We lay well up on a rising slope, chins on our crossed arms. It was Father’s Day in the United Sates that morning. But at that time in Mexico nobody paid that any attention. Fathers didn’t seem to count. “You see anything?” my companion said. A hawk soared high on still wings noting us as he scanned the mountainside. I nodded at the bird. “There’s nothing to see.”
“He is probably stripped to bones by now. Wolves, a lot of coyotes up here. That bird is looking for the last scavengers: Weasels, ferrets.”
Rosendo – ”Chendo” – Saucedo was a mountain campesino – a sharecropper. Though he was uneducated, many people knew him for the remedies he made from the mountain’s wild plants and from large rattlesnakes that made this mountainside their home.

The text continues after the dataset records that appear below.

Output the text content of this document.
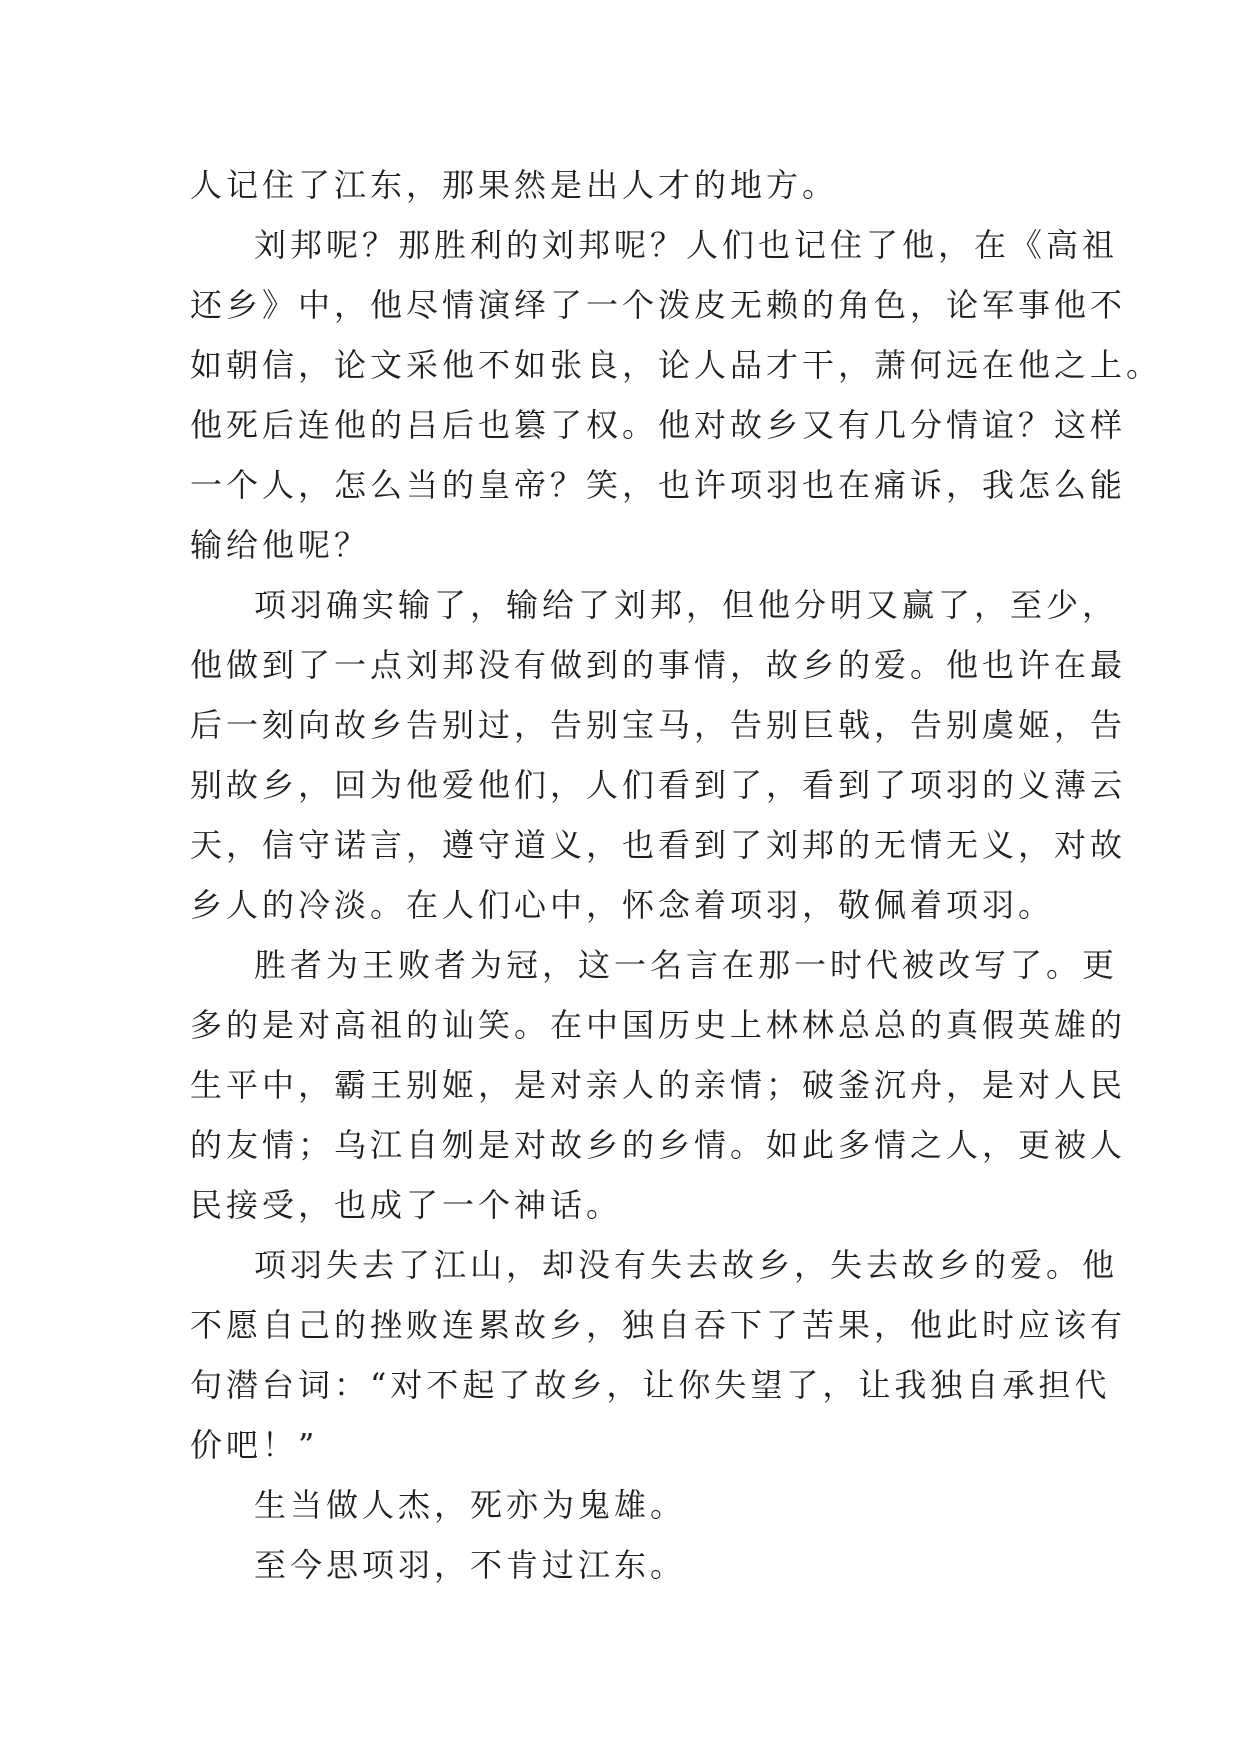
人记住了江东，那果然是出人才的地方。
刘邦呢？那胜利的刘邦呢？人们也记住了他，在《高祖
还乡》中，他尽情演绎了一个泼皮无赖的角色，论军事他不
如朝信，论文采他不如张良，论人品才干，萧何远在他之上。
他死后连他的吕后也篡了权。他对故乡又有几分情谊？这样
一个人，怎么当的皇帝？笑，也许项羽也在痛诉，我怎么能
输给他呢？
项羽确实输了，输给了刘邦，但他分明又赢了，至少，
他做到了一点刘邦没有做到的事情，故乡的爱。他也许在最
后一刻向故乡告别过，告别宝马，告别巨戟，告别虞姬，告
别故乡，回为他爱他们，人们看到了，看到了项羽的义薄云
天，信守诺言，遵守道义，也看到了刘邦的无情无义，对故
乡人的冷淡。在人们心中，怀念着项羽，敬佩着项羽。
胜者为王败者为冠，这一名言在那一时代被改写了。更
多的是对高祖的讪笑。在中国历史上林林总总的真假英雄的
生平中，霸王别姬，是对亲人的亲情；破釜沉舟，是对人民
的友情；乌江自刎是对故乡的乡情。如此多情之人，更被人
民接受，也成了一个神话。
项羽失去了江山，却没有失去故乡，失去故乡的爱。他
不愿自己的挫败连累故乡，独自吞下了苦果，他此时应该有
句潜台词：“对不起了故乡，让你失望了，让我独自承担代
价吧！”
生当做人杰，死亦为鬼雄。
至今思项羽，不肯过江东。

His field-work kept him familiar with the terrain I was examining with a pair of ancient binoculars. “Nothing.” I handed him the glasses. He shook his head. “Those things break too easily.”
“How long ago did you find him?” I put the binoculars in a leather pouch slung over my shoulder.
Chendo squinted, remembering. “Five days.”
“The body was fresh?”
“Like he could be breathing. But I hadn’t heard any shots or voices. I didn’t touch it. I came back down through the deep brush, not the trail.”